Note: Brad has provided complete steps on how to follow this 60-days no contact technique. In this technique Brad will show you how you can take full advantage of these no contact days so when you meet with your ex she will see completely new person.

“First, it’s to get control of yourself and get some perspective on the relationship.” – this is a great point..hope all women try this instead of jumping into getting back into the relationship at once

“Forgiveness takes places when you honestly feel good for someone else. It takes place when you restore your relationship instead of avoiding it. Forgiveness takes place when no past actions hold a present bearing. Forgiveness becomes real when hate replaces love.”

Think about it guys —  if a playful dog bit you every time you went in the yard with him, would you want to risk returning to the yard again? If a nearsighted dentist accidentally cut your gums or cracked a tooth each time you went in for a cleaning, would you want to entrust your mouth to him again? For you to trust him, wouldn’t you need to know that he knew exactly what he had been doing and had a plan to buy glasses? For a woman, it is not entirely about hearing from her husband that he regrets what he has done or has a plan to change. Since it was her heart that was injured by the very one she expected to protect it, she must sense that he fully understands how she feels, and that he has become safe. My session Unraveling the Mysteries of the Female Mind will help you grasp that.

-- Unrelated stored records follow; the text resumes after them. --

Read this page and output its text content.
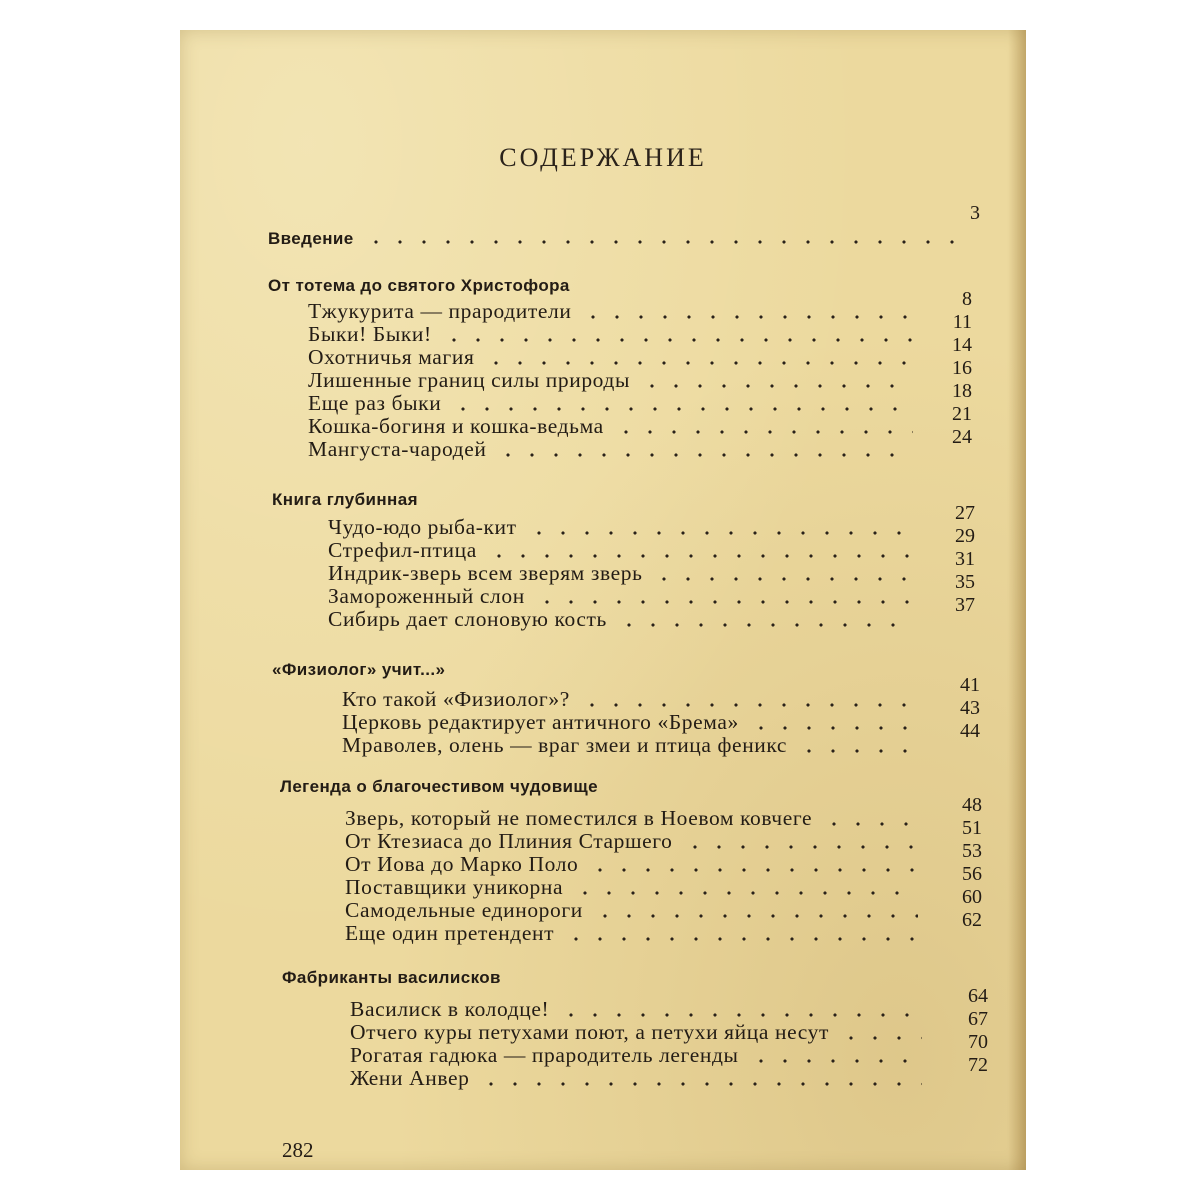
СОДЕРЖАНИЕ
Введение
3
От тотема до святого Христофора
8
11
14
16
18
21
24
Тжукурита — прародители
Быки! Быки!
Охотничья магия
Лишенные границ силы природы
Еще раз быки
Кошка-богиня и кошка-ведьма
Мангуста-чародей
Книга глубинная
27
29
31
35
37
Чудо-юдо рыба-кит
Стрефил-птица
Индрик-зверь всем зверям зверь
Замороженный слон
Сибирь дает слоновую кость
«Физиолог» учит...»
41
43
44
Кто такой «Физиолог»?
Церковь редактирует античного «Брема»
Мраволев, олень — враг змеи и птица феникс
Легенда о благочестивом чудовище
48
51
53
56
60
62
Зверь, который не поместился в Ноевом ковчеге
От Ктезиаса до Плиния Старшего
От Иова до Марко Поло
Поставщики уникорна
Самодельные единороги
Еще один претендент
Фабриканты василисков
64
67
70
72
Василиск в колодце!
Отчего куры петухами поют, а петухи яйца несут
Рогатая гадюка — прародитель легенды
Жени Анвер
282
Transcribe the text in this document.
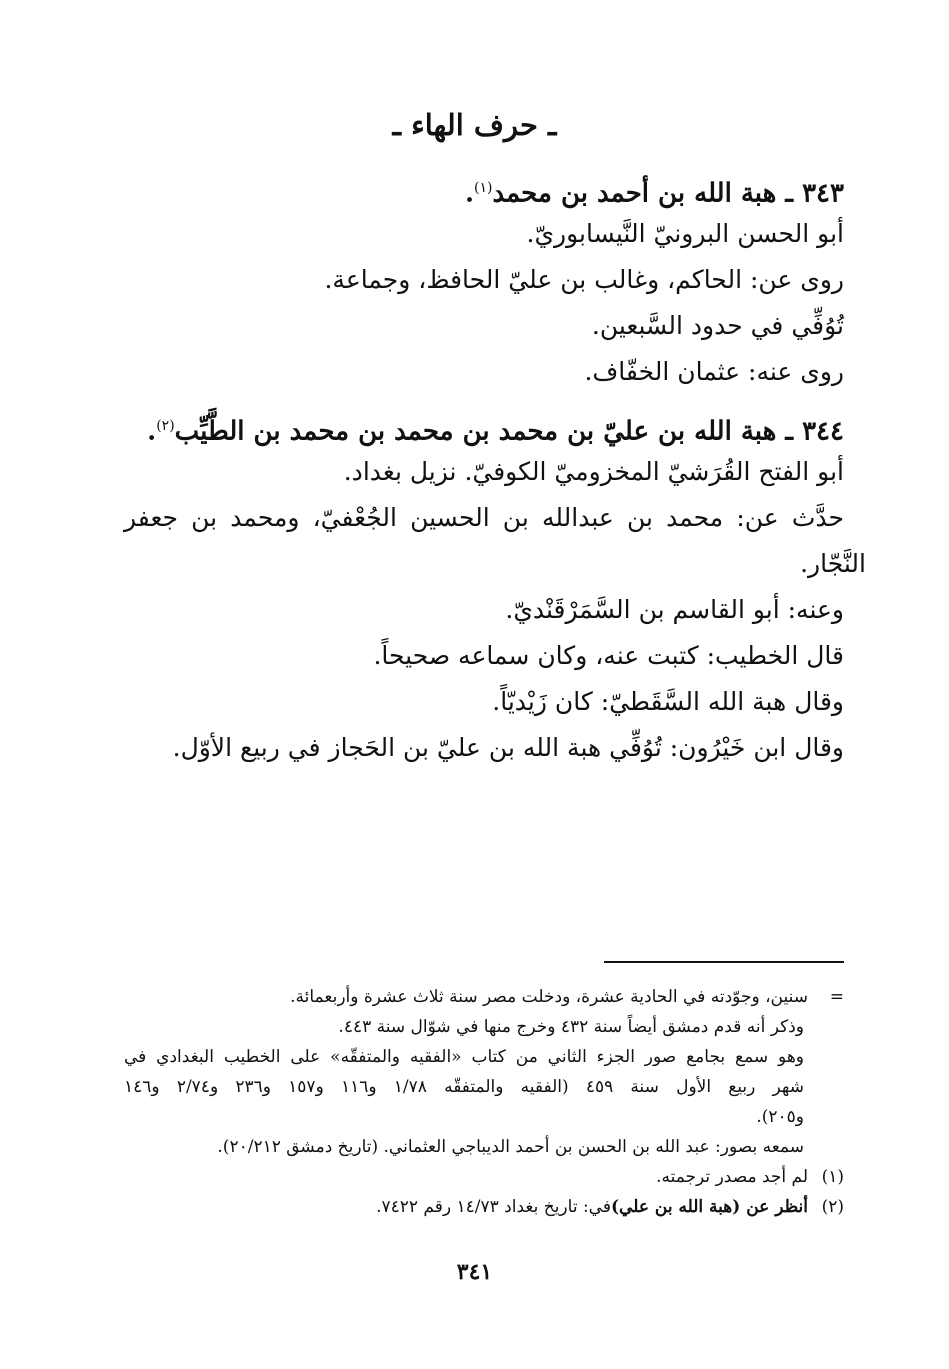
ـ حرف الهاء ـ
٣٤٣ ـ هبة الله بن أحمد بن محمد$^{(١)}$.
أبو الحسن البرونيّ النَّيسابوريّ.
روى عن: الحاكم، وغالب بن عليّ الحافظ، وجماعة.
تُوُفِّي في حدود السَّبعين.
روى عنه: عثمان الخفّاف.
٣٤٤ ـ هبة الله بن عليّ بن محمد بن محمد بن محمد بن الطَّيِّب$^{(٢)}$.
أبو الفتح القُرَشيّ المخزوميّ الكوفيّ. نزيل بغداد.
حدَّث عن: محمد بن عبدالله بن الحسين الجُعْفيّ، ومحمد بن جعفر
النَّجّار.
وعنه: أبو القاسم بن السَّمَرْقَنْديّ.
قال الخطيب: كتبت عنه، وكان سماعه صحيحاً.
وقال هبة الله السَّقَطيّ: كان زَيْديّاً.
وقال ابن خَيْرُون: تُوُفِّي هبة الله بن عليّ بن الحَجاز في ربيع الأوّل.
=سنين، وجوّدته في الحادية عشرة، ودخلت مصر سنة ثلاث عشرة وأربعمائة.
وذكر أنه قدم دمشق أيضاً سنة ٤٣٢ وخرج منها في شوّال سنة ٤٤٣.
وهو سمع بجامع صور الجزء الثاني من كتاب «الفقيه والمتفقّه» على الخطيب البغدادي في
شهر ربيع الأول سنة ٤٥٩ (الفقيه والمتفقّه ١/٧٨ و١١٦ و١٥٧ و٢٣٦ و٢/٧٤ و١٤٦
و٢٠٥).
سمعه بصور: عبد الله بن الحسن بن أحمد الديباجي العثماني. (تاريخ دمشق ٢٠/٢١٢).
(١)لم أجد مصدر ترجمته.
(٢)أنظر عن (هبة الله بن علي)في: تاريخ بغداد ١٤/٧٣ رقم ٧٤٢٢.
٣٤١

For people who feel lingering emotions for their ex after a break up, they may feel like there were things left unsaid or that they could have tried harder to make it work. “People who experience a great deal of hurt at the time of break-up tend to be those who go back to the relationship,” says Dr. Leder-Elder.  “Some people want to test the waters to see that they haven’t left anything else on the table.” You must figure out if you have exhausted all your options to make it work or are prolonging the inevitable pain of heartbreak. The only two who get to decide when a relationship has come to an end are you and your partner. If you decided it’s time to move on, here’s how to get over your ex and move on for good.

“Hi, I’ve been seeing guys and dumping guys for, like, the last 5 years… Frustrating as it seems like it’s the same thing over and over… They get the wandering eye and it annoys me to the point of saying ‘you know what, you want to look at other women, then fine go be with another woman’. And that’s…

Typically men don’t like to hurt your feelings. Thus, it is entirely possible that whatever reason they gave you for the breakup may not be completely true. I’ll admit that we men sometimes don’t even know why we want out of a relationship we just do.

I don’t want to talk about common mistakes that ended your relationship. If I start writing I can point out more than hundred mistakes that men do in their relationship however I don’t want to talk about these mistakes because all of these mistakes come to one BIG REASON and that is ‘loss of attraction’.

Perhaps you are just feeling like you made a mistake because you are going through the “bargaining phase” of a breakup. Maybe if you do get her back, you’ll again feel like it’s not worth it. No contact is going to help you make a better decision. So don’t rush into reconciliation.

I am in to helping women who want a lasting relationship with their boyfriends. This may sound goofy but I like those women who so strongly believe that they are going to be together with their exes for good that they are willing to try anything.